Acı bir şey yutmuş gibi görünen büyücüleri izleyen Ghislain içten içe gülümsedi.
‘Şimdi bu fiyata alsanız iyi olur. Daha sonra daha da pahalıya mal olacak. Felç geçirip ölmekten iyidir, değil mi?
Biraz daha zaman geçtikten sonra, beş katı fiyatına bile olsa, Rüntaşlarını elde etmek imkânsız hale gelecekti.
Bunun nedeni, Kızıl Kule’nin tüccar loncalarının çoğuyla ortaklık kurarak dağıtımı tamamen engellemesiydi.
Hubert daha sonra bu açıklamanın şokuyla çökecekti.
“Her halükârda, bol miktarda para temin ettim.
Kulenin durumunu ve geleceğini kulenin kendisinden bile daha iyi bilen Ghislain bu fırsatın kaçmasına izin vermeyecekti.

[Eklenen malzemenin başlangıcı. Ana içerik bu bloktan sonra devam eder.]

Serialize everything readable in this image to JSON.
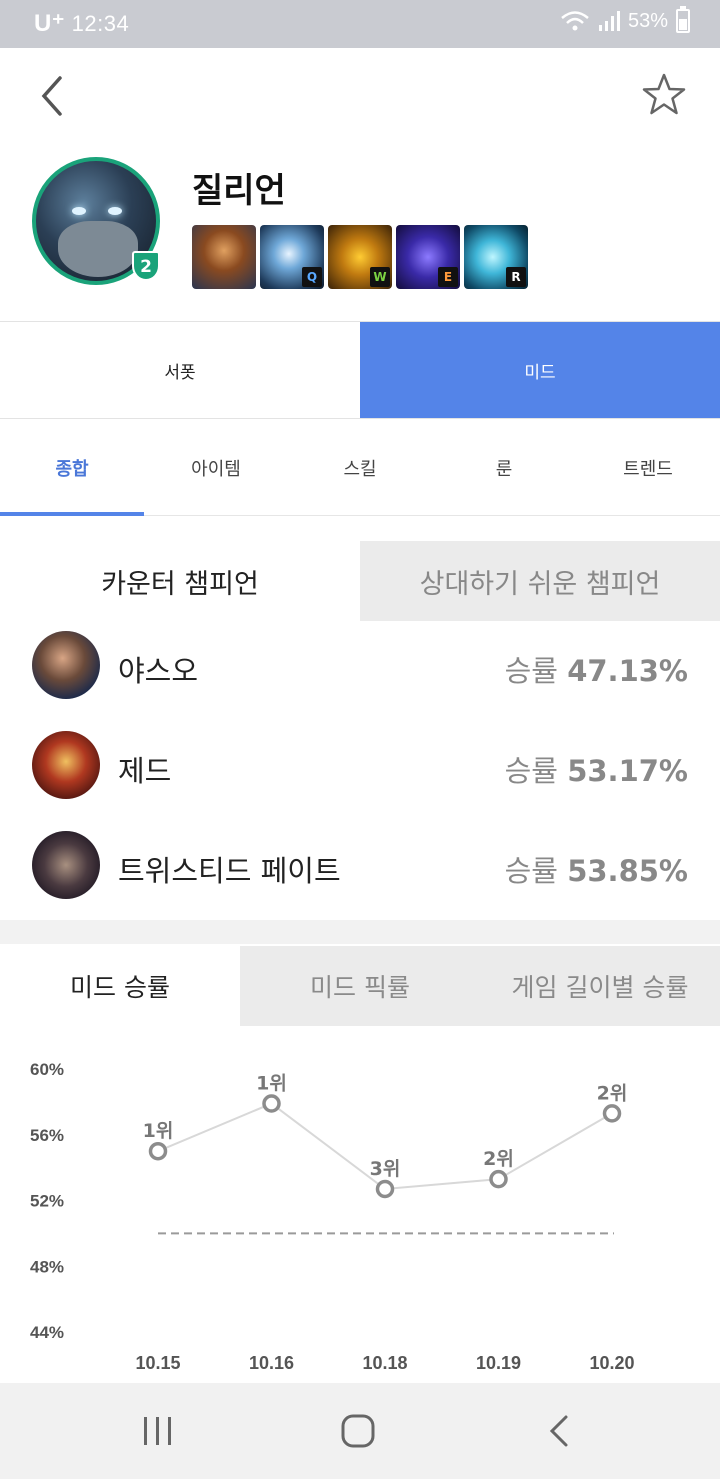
{
  "status_bar": {
    "carrier": "U⁺",
    "time": "12:34",
    "battery": "53%",
    "battery_level": 0.53
  },
  "header": {
    "champion_name": "질리언",
    "level_badge": "2"
  },
  "skills": [
    {
      "key": "",
      "name": "passive"
    },
    {
      "key": "Q",
      "name": "q"
    },
    {
      "key": "W",
      "name": "w"
    },
    {
      "key": "E",
      "name": "e"
    },
    {
      "key": "R",
      "name": "r"
    }
  ],
  "position_tabs": [
    {
      "label": "서폿",
      "active": false
    },
    {
      "label": "미드",
      "active": true
    }
  ],
  "sub_tabs": [
    {
      "label": "종합",
      "active": true
    },
    {
      "label": "아이템",
      "active": false
    },
    {
      "label": "스킬",
      "active": false
    },
    {
      "label": "룬",
      "active": false
    },
    {
      "label": "트렌드",
      "active": false
    }
  ],
  "counter_tabs": [
    {
      "label": "카운터 챔피언",
      "active": true
    },
    {
      "label": "상대하기 쉬운 챔피언",
      "active": false
    }
  ],
  "counters": [
    {
      "name": "야스오",
      "rate_label": "승률",
      "rate": "47.13%"
    },
    {
      "name": "제드",
      "rate_label": "승률",
      "rate": "53.17%"
    },
    {
      "name": "트위스티드 페이트",
      "rate_label": "승률",
      "rate": "53.85%"
    }
  ],
  "stat_tabs": [
    {
      "label": "미드 승률",
      "active": true
    },
    {
      "label": "미드 픽률",
      "active": false
    },
    {
      "label": "게임 길이별 승률",
      "active": false
    }
  ],
  "chart_data": {
    "type": "line",
    "categories": [
      "10.15",
      "10.16",
      "10.18",
      "10.19",
      "10.20"
    ],
    "values": [
      55.0,
      57.9,
      52.7,
      53.3,
      57.3
    ],
    "point_labels": [
      "1위",
      "1위",
      "3위",
      "2위",
      "2위"
    ],
    "y_ticks": [
      "60%",
      "56%",
      "52%",
      "48%",
      "44%"
    ],
    "ylim": [
      44,
      60
    ],
    "reference_line": 50,
    "colors": {
      "line": "#d8d8d8",
      "point": "#8c8c8c",
      "reference": "#9a9a9a"
    }
  },
  "colors": {
    "accent": "#5484e8",
    "badge": "#1aa37a"
  }
}
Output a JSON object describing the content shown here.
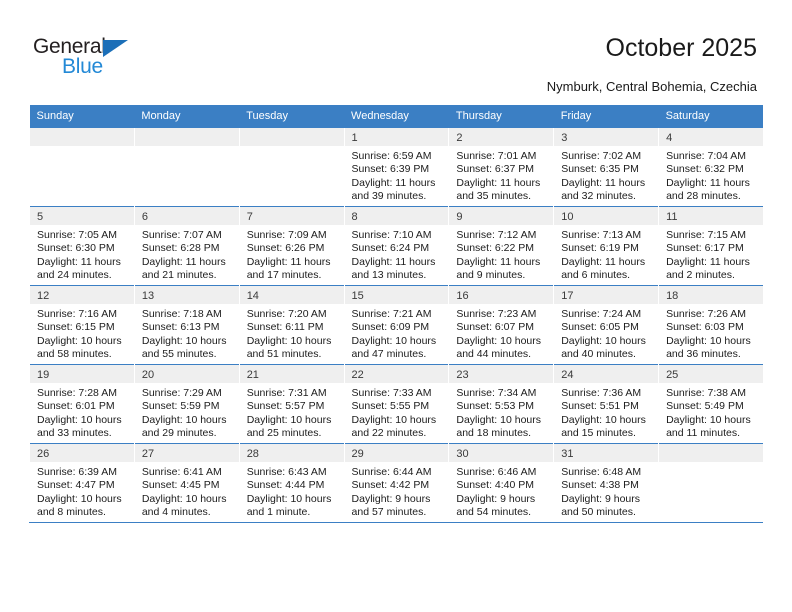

Ona göre bu şartlar yeterince makuldü.
“Parayı hemen hazırlayacağız. Getirdiğiniz Rün Taşları tamamen Kızıl Alev Kulesi tarafından satın alınacak. Lütfen bir dakika burada bekleyin.”
Hubert’in ödemeyi yapıp Ghislain’in grubunu gönderme konusundaki hevesi açıkça görülüyordu.
Ancak Ghislain henüz sözünü bitirmemişti.
“Koşullarımın hepsini belirtmedim.”
“Ne?”
Hubert’in gözleri şaşkınlıkla açıldı.
Satıcı fiyatını söylemiş, alıcı da kabul etmişti. Geriye kalan tek şey para alışverişiydi, peki başka ne kalmıştı?
Ghislain ince bir sesle fısıldadı.
“Ek olarak, lütfen Ferdium malikânesine on büyücü gönderin. Süre bir yıldır.”
“Büyücüler mi?”
“Evet, 3. daire ustası veya üstü olmalılar.”
Yerleşik büyücüleri olmayan mülklerde, büyü kulelerinden bir büyücü talep etmek yaygındı. Bunun karşılığında kuleler muazzam miktarda para alırdı.
Büyülü alet veya parşömen satışı kadar getirisi olmasa da, büyücü göndermek yine de büyü kuleleri için önemli gelir kaynaklarından biriydi.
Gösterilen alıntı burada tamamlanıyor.